At this rate, it will be millions of years before a new ocean forms, and it’s not guaranteed. The process of continental division can fail, like the Mid-Continental Rift which would have torn North America apart around the Great Lakes.
This is music to the ears of scientists, who continue to make new discoveries in the region. The separation of the plates exposes older layers of sediment, shedding light on nearly 5 million years of evolution.
The Afar region is ripe for scientific study. -Michele Spatari/AFP/Getty Images
A series of preserved fossils have been discovered in Afar, with research published in the journal Nature in January revealing the discovery of a 2.6 million-year-old fossil of an extinct human relative.
The remains of Paranthropus, nicknamed the Nutcracker because of its pronounced chewing muscles, were typically found in the southern and eastern regions of the continent, such as Kenya. Its existence approximately 1,000 kilometers (621 miles) north of any other record suggests that the species was more adaptable and widespread than previously thought.

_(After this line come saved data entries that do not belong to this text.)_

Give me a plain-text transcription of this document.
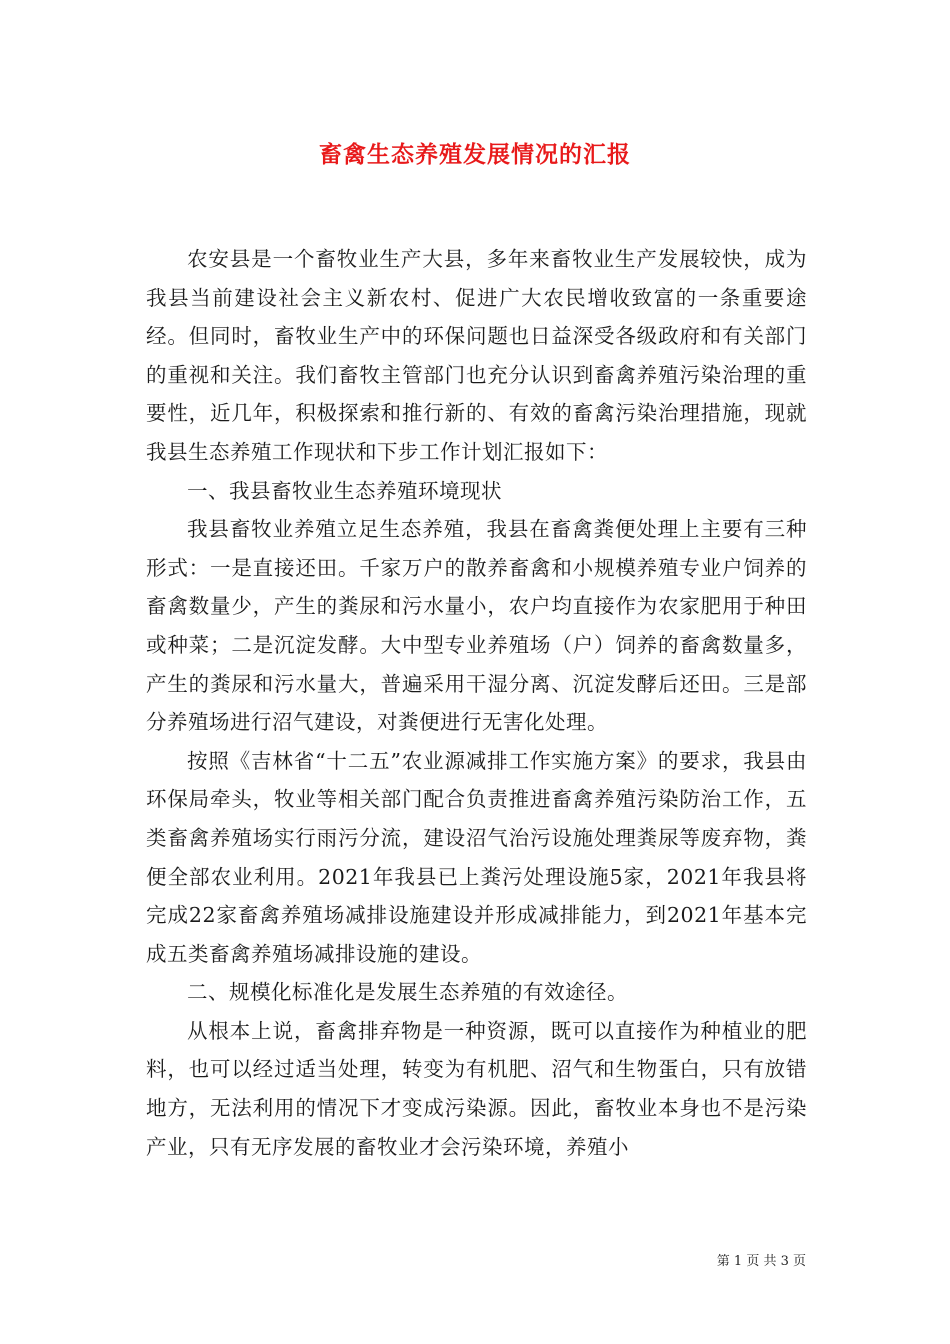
畜禽生态养殖发展情况的汇报

农安县是一个畜牧业生产大县，多年来畜牧业生产发展较快，成为我县当前建设社会主义新农村、促进广大农民增收致富的一条重要途经。但同时，畜牧业生产中的环保问题也日益深受各级政府和有关部门的重视和关注。我们畜牧主管部门也充分认识到畜禽养殖污染治理的重要性，近几年，积极探索和推行新的、有效的畜禽污染治理措施，现就我县生态养殖工作现状和下步工作计划汇报如下：

一、我县畜牧业生态养殖环境现状

我县畜牧业养殖立足生态养殖，我县在畜禽粪便处理上主要有三种形式：一是直接还田。千家万户的散养畜禽和小规模养殖专业户饲养的畜禽数量少，产生的粪尿和污水量小，农户均直接作为农家肥用于种田或种菜；二是沉淀发酵。大中型专业养殖场（户）饲养的畜禽数量多，产生的粪尿和污水量大，普遍采用干湿分离、沉淀发酵后还田。三是部分养殖场进行沼气建设，对粪便进行无害化处理。

按照《吉林省“十二五”农业源减排工作实施方案》的要求，我县由环保局牵头，牧业等相关部门配合负责推进畜禽养殖污染防治工作，五类畜禽养殖场实行雨污分流，建设沼气治污设施处理粪尿等废弃物，粪便全部农业利用。2021年我县已上粪污处理设施5家，2021年我县将完成22家畜禽养殖场减排设施建设并形成减排能力，到2021年基本完成五类畜禽养殖场减排设施的建设。

二、规模化标准化是发展生态养殖的有效途径。

从根本上说，畜禽排弃物是一种资源，既可以直接作为种植业的肥料，也可以经过适当处理，转变为有机肥、沼气和生物蛋白，只有放错地方，无法利用的情况下才变成污染源。因此，畜牧业本身也不是污染产业，只有无序发展的畜牧业才会污染环境，养殖小

第 1 页 共 3 页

“It (Paranthropus) was thought to have never dispersed this far north, either due to ecological factors or competition with other species in the area,” London Natural History Museum paleontologist Dr. Fred Spoor, a member of the research team, said in a press release.
“The new discovery now suggests the opposite and the supposed absence was the result of an incomplete fossil record.”
Last August, fossilized teeth of two other types of hominids dating from 2.6 to 2.8 million years ago were discovered in the Afar Depression, shedding new light on the coexistence of our human ancestors.
The possibilities for discovery are almost endless, with Watts hoping to enrich the volcanic understanding of the region following the eruption of the long-dormant Hayli Gubbi volcano in Afar in November.
The ensuing ash cloud was so intense that it choked local grasslands and affected air travel to India.
“I think often with the risk in the region, we don’t know much because the eruptions haven’t been seen as frequently,” Watts said. “I would like to continue to make sure we understand these volcanoes and help advance the science of what is happening with the faults and the dangers we face.”
“Like all science, you take a step forward and there is still a huge way to go,” she added.